Indonesiainside.id – Kasus penipuan daring yang menimpa ratusan pekerja migran asal Indonesia di Kamboja menjadi pengingat bahwa perlindungan tenaga kerja tidak berhenti pada tahap evakuasi. Ketua DPR RI Puan Maharani, menegaskan bahwa pemerintah harus menyiapkan langkah pemulihan yang menyeluruh bagi para korban sekaligus menciptakan peluang kerja di dalam negeri agar kejadian serupa tidak terulang.
“Pemerintah perlu memastikan pemulihan fisik, mental, dan sosial bagi para korban begitu mereka tiba di Indonesia, serta membuka akses ke pelatihan kerja dan program pemberdayaan ekonomi lokal,” ujar Puan dalam keterangan tertulis, Jumat (31/10).
Ia menekankan bahwa proses reintegrasi korban ke masyarakat harus dibarengi dengan kebijakan yang memperkuat kemandirian ekonomi.
“Kita tidak boleh membiarkan mereka kembali ke situasi yang sama tanpa arah. Pemerintah harus hadir dengan solusi nyata: program pelatihan, akses modal, dan penempatan kerja domestik yang menjamin kesejahteraan mereka,” lanjut politisi Fraksi PDI Perjuangan itu.
Menurut Puan, akar persoalan migrasi non-prosedural tidak bisa dilepaskan dari terbatasnya lapangan kerja produktif di dalam negeri. Karena itu, pemerintah perlu mengarahkan kebijakan tenaga kerja pada penciptaan peluang baru, khususnya di sektor padat karya, ekonomi kreatif, dan digital.

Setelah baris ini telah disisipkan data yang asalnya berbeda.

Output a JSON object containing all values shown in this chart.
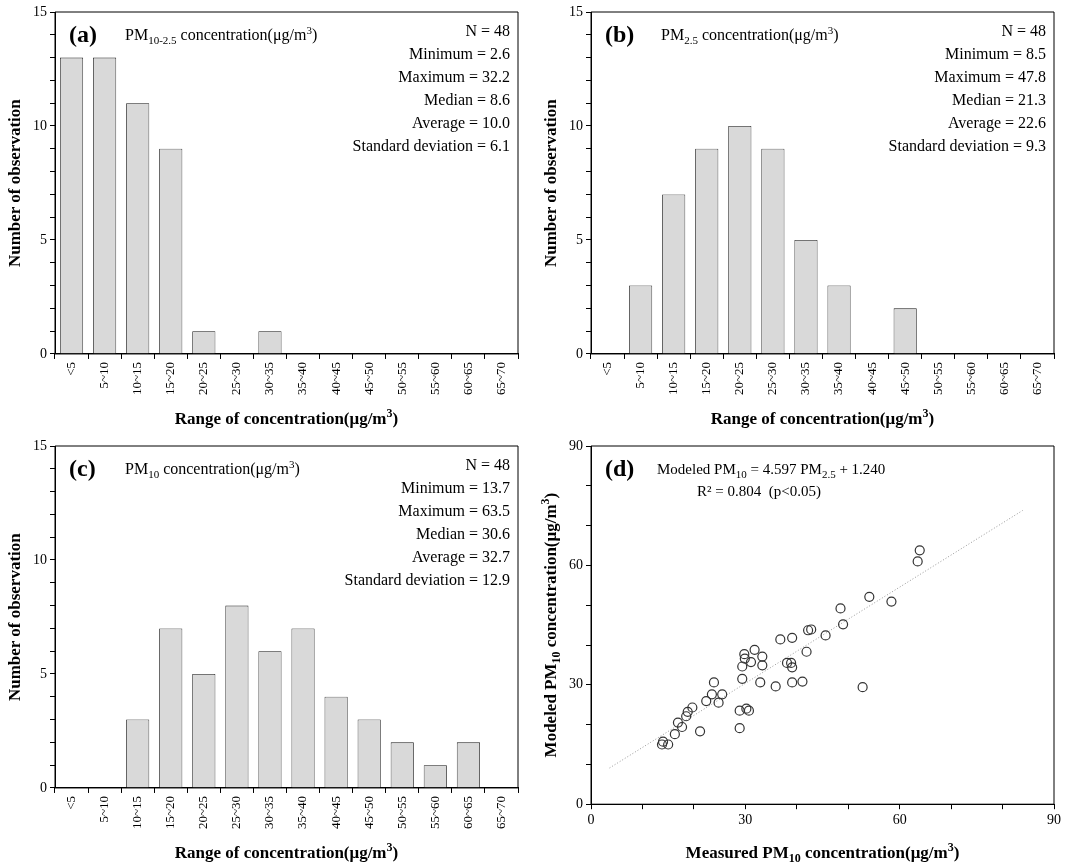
{
  "chart_data": [
    {
      "type": "bar",
      "title": "PM$_{10-2.5}$ concentration(μg/m$^{3}$)",
      "xlabel": "Range of concentration(μg/m$^{3}$)",
      "ylabel": "Number of observation",
      "categories": [
        "<5",
        "5~10",
        "10~15",
        "15~20",
        "20~25",
        "25~30",
        "30~35",
        "35~40",
        "40~45",
        "45~50",
        "50~55",
        "55~60",
        "60~65",
        "65~70"
      ],
      "values": [
        13,
        13,
        11,
        9,
        1,
        0,
        1,
        0,
        0,
        0,
        0,
        0,
        0,
        0
      ],
      "color": "#d9d9d9",
      "ylim": [
        0,
        15
      ],
      "yticks": [
        0,
        {
          "value": 1,
          "label": null
        },
        {
          "value": 2,
          "label": null
        },
        {
          "value": 3,
          "label": null
        },
        {
          "value": 4,
          "label": null
        },
        5,
        {
          "value": 6,
          "label": null
        },
        {
          "value": 7,
          "label": null
        },
        {
          "value": 8,
          "label": null
        },
        {
          "value": 9,
          "label": null
        },
        10,
        {
          "value": 11,
          "label": null
        },
        {
          "value": 12,
          "label": null
        },
        {
          "value": 13,
          "label": null
        },
        {
          "value": 14,
          "label": null
        },
        15
      ],
      "annotations": [
        "(a)",
        "N = 48",
        "Minimum = 2.6",
        "Maximum = 32.2",
        "Median = 8.6",
        "Average = 10.0",
        "Standard deviation = 6.1"
      ]
    },
    {
      "type": "bar",
      "title": "PM$_{2.5}$ concentration(μg/m$^{3}$)",
      "xlabel": "Range of concentration(μg/m$^{3}$)",
      "ylabel": "Number of observation",
      "categories": [
        "<5",
        "5~10",
        "10~15",
        "15~20",
        "20~25",
        "25~30",
        "30~35",
        "35~40",
        "40~45",
        "45~50",
        "50~55",
        "55~60",
        "60~65",
        "65~70"
      ],
      "values": [
        0,
        3,
        7,
        9,
        10,
        9,
        5,
        3,
        0,
        2,
        0,
        0,
        0,
        0
      ],
      "color": "#d9d9d9",
      "ylim": [
        0,
        15
      ],
      "yticks": [
        0,
        {
          "value": 1,
          "label": null
        },
        {
          "value": 2,
          "label": null
        },
        {
          "value": 3,
          "label": null
        },
        {
          "value": 4,
          "label": null
        },
        5,
        {
          "value": 6,
          "label": null
        },
        {
          "value": 7,
          "label": null
        },
        {
          "value": 8,
          "label": null
        },
        {
          "value": 9,
          "label": null
        },
        10,
        {
          "value": 11,
          "label": null
        },
        {
          "value": 12,
          "label": null
        },
        {
          "value": 13,
          "label": null
        },
        {
          "value": 14,
          "label": null
        },
        15
      ],
      "annotations": [
        "(b)",
        "N = 48",
        "Minimum = 8.5",
        "Maximum = 47.8",
        "Median = 21.3",
        "Average = 22.6",
        "Standard deviation = 9.3"
      ]
    },
    {
      "type": "bar",
      "title": "PM$_{10}$ concentration(μg/m$^{3}$)",
      "xlabel": "Range of concentration(μg/m$^{3}$)",
      "ylabel": "Number of observation",
      "categories": [
        "<5",
        "5~10",
        "10~15",
        "15~20",
        "20~25",
        "25~30",
        "30~35",
        "35~40",
        "40~45",
        "45~50",
        "50~55",
        "55~60",
        "60~65",
        "65~70"
      ],
      "values": [
        0,
        0,
        3,
        7,
        5,
        8,
        6,
        7,
        4,
        3,
        2,
        1,
        2,
        0
      ],
      "color": "#d9d9d9",
      "ylim": [
        0,
        15
      ],
      "yticks": [
        0,
        {
          "value": 1,
          "label": null
        },
        {
          "value": 2,
          "label": null
        },
        {
          "value": 3,
          "label": null
        },
        {
          "value": 4,
          "label": null
        },
        5,
        {
          "value": 6,
          "label": null
        },
        {
          "value": 7,
          "label": null
        },
        {
          "value": 8,
          "label": null
        },
        {
          "value": 9,
          "label": null
        },
        10,
        {
          "value": 11,
          "label": null
        },
        {
          "value": 12,
          "label": null
        },
        {
          "value": 13,
          "label": null
        },
        {
          "value": 14,
          "label": null
        },
        15
      ],
      "annotations": [
        "(c)",
        "N = 48",
        "Minimum = 13.7",
        "Maximum = 63.5",
        "Median = 30.6",
        "Average = 32.7",
        "Standard deviation = 12.9"
      ]
    },
    {
      "type": "scatter",
      "xlabel": "Measured PM$_{10}$ concentration(μg/m$^{3}$)",
      "ylabel": "Modeled PM$_{10}$ concentration(μg/m$^{3}$)",
      "series": [
        {
          "color": "#333333",
          "marker": "circle",
          "x": [
            13.8,
            14.0,
            15.0,
            16.3,
            16.9,
            17.7,
            18.5,
            18.8,
            19.7,
            21.2,
            22.4,
            23.5,
            23.9,
            24.8,
            25.5,
            28.9,
            28.9,
            29.4,
            29.4,
            29.8,
            29.9,
            30.2,
            30.7,
            31.1,
            31.8,
            32.9,
            33.3,
            33.3,
            35.9,
            36.8,
            38.1,
            38.9,
            39.1,
            39.1,
            39.1,
            41.1,
            41.9,
            42.2,
            42.8,
            45.6,
            48.5,
            49.0,
            52.8,
            54.1,
            58.4,
            63.5,
            63.9
          ],
          "values": [
            15.0,
            15.7,
            15.0,
            17.6,
            20.5,
            19.4,
            22.1,
            23.2,
            24.3,
            18.3,
            25.9,
            27.6,
            30.6,
            25.5,
            27.6,
            23.5,
            19.1,
            31.5,
            34.6,
            37.7,
            36.6,
            24.0,
            23.5,
            35.7,
            38.8,
            30.6,
            37.1,
            34.9,
            29.6,
            41.4,
            35.5,
            35.5,
            41.8,
            34.4,
            30.6,
            30.8,
            38.3,
            43.7,
            43.9,
            42.4,
            49.2,
            45.2,
            29.4,
            52.1,
            50.9,
            61.0,
            63.8
          ]
        },
        {
          "type": "line",
          "color": "#999999",
          "line_style": "dotted",
          "marker": "none",
          "x": [
            3.6,
            83.9
          ],
          "values": [
            9.1,
            73.8
          ]
        }
      ],
      "xlim": [
        0,
        90
      ],
      "xticks": [
        0,
        {
          "value": 10,
          "label": null
        },
        {
          "value": 20,
          "label": null
        },
        30,
        {
          "value": 40,
          "label": null
        },
        {
          "value": 50,
          "label": null
        },
        60,
        {
          "value": 70,
          "label": null
        },
        {
          "value": 80,
          "label": null
        },
        90
      ],
      "ylim": [
        0,
        90
      ],
      "yticks": [
        0,
        {
          "value": 10,
          "label": null
        },
        {
          "value": 20,
          "label": null
        },
        30,
        {
          "value": 40,
          "label": null
        },
        {
          "value": 50,
          "label": null
        },
        60,
        {
          "value": 70,
          "label": null
        },
        {
          "value": 80,
          "label": null
        },
        90
      ],
      "annotations": [
        "(d)",
        "Modeled PM$_{10}$ = 4.597 PM$_{2.5}$ + 1.240",
        "R² = 0.804  (p<0.05)"
      ]
    }
  ]
}
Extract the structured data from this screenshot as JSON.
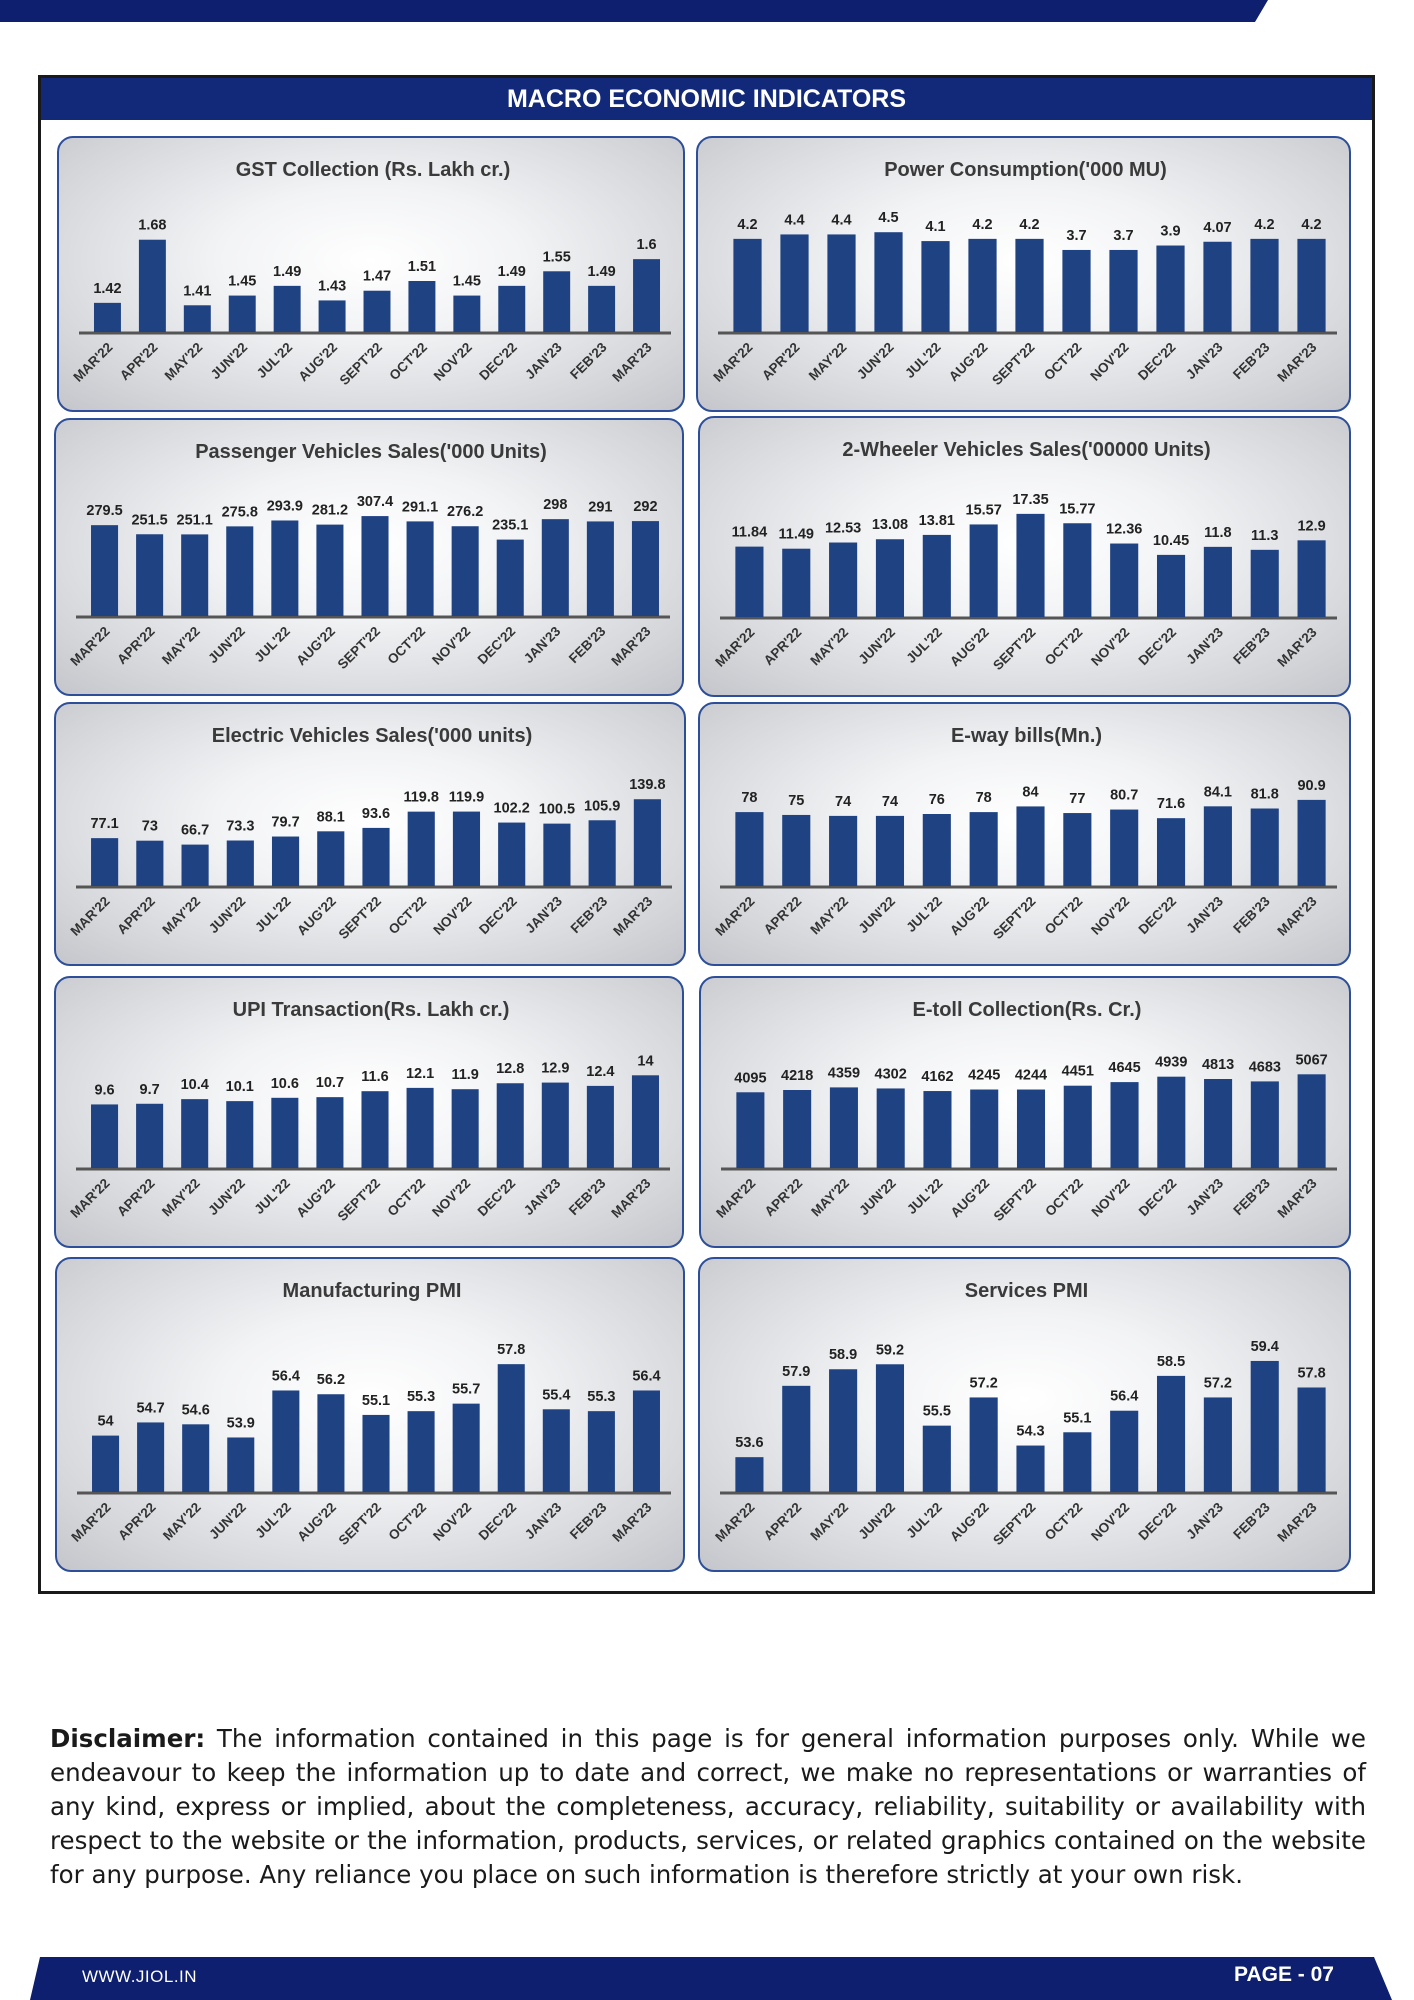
{
  "page": {
    "title": "MACRO ECONOMIC INDICATORS",
    "disclaimer_label": "Disclaimer:",
    "disclaimer_text": " The information contained in this page is for general information purposes only.  While we endeavour to keep the information up to date and correct, we make no representations or warranties of any kind, express or implied, about the completeness, accuracy, reliability, suitability or availability with respect to the website or the information, products, services, or related graphics contained on the website for any purpose. Any reliance you place on such information is therefore strictly at your own risk.",
    "footer_website": "WWW.JIOL.IN",
    "footer_page": "PAGE - 07"
  },
  "colors": {
    "bar": "#1f4282",
    "header": "#12297a",
    "band": "#0d1f6e",
    "panel_border": "#2d4f9a"
  },
  "chart_data": [
    {
      "type": "bar",
      "title": "GST Collection (Rs. Lakh cr.)",
      "categories": [
        "MAR'22",
        "APR'22",
        "MAY'22",
        "JUN'22",
        "JUL'22",
        "AUG'22",
        "SEPT'22",
        "OCT'22",
        "NOV'22",
        "DEC'22",
        "JAN'23",
        "FEB'23",
        "MAR'23"
      ],
      "values": [
        1.42,
        1.68,
        1.41,
        1.45,
        1.49,
        1.43,
        1.47,
        1.51,
        1.45,
        1.49,
        1.55,
        1.49,
        1.6
      ],
      "labels": [
        "1.42",
        "1.68",
        "1.41",
        "1.45",
        "1.49",
        "1.43",
        "1.47",
        "1.51",
        "1.45",
        "1.49",
        "1.55",
        "1.49",
        "1.6"
      ],
      "ylim": [
        1.3,
        1.72
      ]
    },
    {
      "type": "bar",
      "title": "Power Consumption('000 MU)",
      "categories": [
        "MAR'22",
        "APR'22",
        "MAY'22",
        "JUN'22",
        "JUL'22",
        "AUG'22",
        "SEPT'22",
        "OCT'22",
        "NOV'22",
        "DEC'22",
        "JAN'23",
        "FEB'23",
        "MAR'23"
      ],
      "values": [
        4.2,
        4.4,
        4.4,
        4.5,
        4.1,
        4.2,
        4.2,
        3.7,
        3.7,
        3.9,
        4.07,
        4.2,
        4.2
      ],
      "labels": [
        "4.2",
        "4.4",
        "4.4",
        "4.5",
        "4.1",
        "4.2",
        "4.2",
        "3.7",
        "3.7",
        "3.9",
        "4.07",
        "4.2",
        "4.2"
      ],
      "ylim": [
        0,
        4.6
      ]
    },
    {
      "type": "bar",
      "title": "Passenger Vehicles Sales('000 Units)",
      "categories": [
        "MAR'22",
        "APR'22",
        "MAY'22",
        "JUN'22",
        "JUL'22",
        "AUG'22",
        "SEPT'22",
        "OCT'22",
        "NOV'22",
        "DEC'22",
        "JAN'23",
        "FEB'23",
        "MAR'23"
      ],
      "values": [
        279.5,
        251.5,
        251.1,
        275.8,
        293.9,
        281.2,
        307.4,
        291.1,
        276.2,
        235.1,
        298,
        291,
        292
      ],
      "labels": [
        "279.5",
        "251.5",
        "251.1",
        "275.8",
        "293.9",
        "281.2",
        "307.4",
        "291.1",
        "276.2",
        "235.1",
        "298",
        "291",
        "292"
      ],
      "ylim": [
        0,
        320
      ]
    },
    {
      "type": "bar",
      "title": "2-Wheeler Vehicles Sales('00000 Units)",
      "categories": [
        "MAR'22",
        "APR'22",
        "MAY'22",
        "JUN'22",
        "JUL'22",
        "AUG'22",
        "SEPT'22",
        "OCT'22",
        "NOV'22",
        "DEC'22",
        "JAN'23",
        "FEB'23",
        "MAR'23"
      ],
      "values": [
        11.84,
        11.49,
        12.53,
        13.08,
        13.81,
        15.57,
        17.35,
        15.77,
        12.36,
        10.45,
        11.8,
        11.3,
        12.9
      ],
      "labels": [
        "11.84",
        "11.49",
        "12.53",
        "13.08",
        "13.81",
        "15.57",
        "17.35",
        "15.77",
        "12.36",
        "10.45",
        "11.8",
        "11.3",
        "12.9"
      ],
      "ylim": [
        0,
        18
      ]
    },
    {
      "type": "bar",
      "title": "Electric Vehicles Sales('000 units)",
      "categories": [
        "MAR'22",
        "APR'22",
        "MAY'22",
        "JUN'22",
        "JUL'22",
        "AUG'22",
        "SEPT'22",
        "OCT'22",
        "NOV'22",
        "DEC'22",
        "JAN'23",
        "FEB'23",
        "MAR'23"
      ],
      "values": [
        77.1,
        73,
        66.7,
        73.3,
        79.7,
        88.1,
        93.6,
        119.8,
        119.9,
        102.2,
        100.5,
        105.9,
        139.8
      ],
      "labels": [
        "77.1",
        "73",
        "66.7",
        "73.3",
        "79.7",
        "88.1",
        "93.6",
        "119.8",
        "119.9",
        "102.2",
        "100.5",
        "105.9",
        "139.8"
      ],
      "ylim": [
        0,
        145
      ]
    },
    {
      "type": "bar",
      "title": "E-way bills(Mn.)",
      "categories": [
        "MAR'22",
        "APR'22",
        "MAY'22",
        "JUN'22",
        "JUL'22",
        "AUG'22",
        "SEPT'22",
        "OCT'22",
        "NOV'22",
        "DEC'22",
        "JAN'23",
        "FEB'23",
        "MAR'23"
      ],
      "values": [
        78,
        75,
        74,
        74,
        76,
        78,
        84,
        77,
        80.7,
        71.6,
        84.1,
        81.8,
        90.9
      ],
      "labels": [
        "78",
        "75",
        "74",
        "74",
        "76",
        "78",
        "84",
        "77",
        "80.7",
        "71.6",
        "84.1",
        "81.8",
        "90.9"
      ],
      "ylim": [
        0,
        95
      ]
    },
    {
      "type": "bar",
      "title": "UPI Transaction(Rs. Lakh cr.)",
      "categories": [
        "MAR'22",
        "APR'22",
        "MAY'22",
        "JUN'22",
        "JUL'22",
        "AUG'22",
        "SEPT'22",
        "OCT'22",
        "NOV'22",
        "DEC'22",
        "JAN'23",
        "FEB'23",
        "MAR'23"
      ],
      "values": [
        9.6,
        9.7,
        10.4,
        10.1,
        10.6,
        10.7,
        11.6,
        12.1,
        11.9,
        12.8,
        12.9,
        12.4,
        14
      ],
      "labels": [
        "9.6",
        "9.7",
        "10.4",
        "10.1",
        "10.6",
        "10.7",
        "11.6",
        "12.1",
        "11.9",
        "12.8",
        "12.9",
        "12.4",
        "14"
      ],
      "ylim": [
        0,
        14.8
      ]
    },
    {
      "type": "bar",
      "title": "E-toll Collection(Rs. Cr.)",
      "categories": [
        "MAR'22",
        "APR'22",
        "MAY'22",
        "JUN'22",
        "JUL'22",
        "AUG'22",
        "SEPT'22",
        "OCT'22",
        "NOV'22",
        "DEC'22",
        "JAN'23",
        "FEB'23",
        "MAR'23"
      ],
      "values": [
        4095,
        4218,
        4359,
        4302,
        4162,
        4245,
        4244,
        4451,
        4645,
        4939,
        4813,
        4683,
        5067
      ],
      "labels": [
        "4095",
        "4218",
        "4359",
        "4302",
        "4162",
        "4245",
        "4244",
        "4451",
        "4645",
        "4939",
        "4813",
        "4683",
        "5067"
      ],
      "ylim": [
        0,
        5300
      ]
    },
    {
      "type": "bar",
      "title": "Manufacturing PMI",
      "categories": [
        "MAR'22",
        "APR'22",
        "MAY'22",
        "JUN'22",
        "JUL'22",
        "AUG'22",
        "SEPT'22",
        "OCT'22",
        "NOV'22",
        "DEC'22",
        "JAN'23",
        "FEB'23",
        "MAR'23"
      ],
      "values": [
        54,
        54.7,
        54.6,
        53.9,
        56.4,
        56.2,
        55.1,
        55.3,
        55.7,
        57.8,
        55.4,
        55.3,
        56.4
      ],
      "labels": [
        "54",
        "54.7",
        "54.6",
        "53.9",
        "56.4",
        "56.2",
        "55.1",
        "55.3",
        "55.7",
        "57.8",
        "55.4",
        "55.3",
        "56.4"
      ],
      "ylim": [
        51,
        58.5
      ]
    },
    {
      "type": "bar",
      "title": "Services PMI",
      "categories": [
        "MAR'22",
        "APR'22",
        "MAY'22",
        "JUN'22",
        "JUL'22",
        "AUG'22",
        "SEPT'22",
        "OCT'22",
        "NOV'22",
        "DEC'22",
        "JAN'23",
        "FEB'23",
        "MAR'23"
      ],
      "values": [
        53.6,
        57.9,
        58.9,
        59.2,
        55.5,
        57.2,
        54.3,
        55.1,
        56.4,
        58.5,
        57.2,
        59.4,
        57.8
      ],
      "labels": [
        "53.6",
        "57.9",
        "58.9",
        "59.2",
        "55.5",
        "57.2",
        "54.3",
        "55.1",
        "56.4",
        "58.5",
        "57.2",
        "59.4",
        "57.8"
      ],
      "ylim": [
        51.5,
        60
      ]
    }
  ]
}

“Selama lapangan pekerjaan di dalam negeri belum cukup tersedia dan tidak memberikan rasa aman serta penghasilan yang layak, masyarakat akan terus mencari peluang di luar negeri meskipun risikonya tinggi. Karena itu, kebijakan tenaga kerja harus dirancang sebagai bagian integral dari strategi kesejahteraan nasional,” jelasnya.
Puan juga menegaskan bahwa DPR akan memperkuat fungsi pengawasan agar pemerintah menindak tegas jaringan perekrut ilegal di dalam negeri sekaligus memperluas diplomasi perlindungan bagi pekerja migran Indonesia.
“Negara tidak boleh kalah dari sindikat yang memanfaatkan kesulitan ekonomi rakyat. Kita harus memastikan bahwa setiap warga negara memiliki hak atas pekerjaan yang aman, bermartabat, dan memberi harapan. Tugas negara adalah menciptakan ekosistem kerja yang melindungi, bukan mengeksploitasi,” pungkasnya.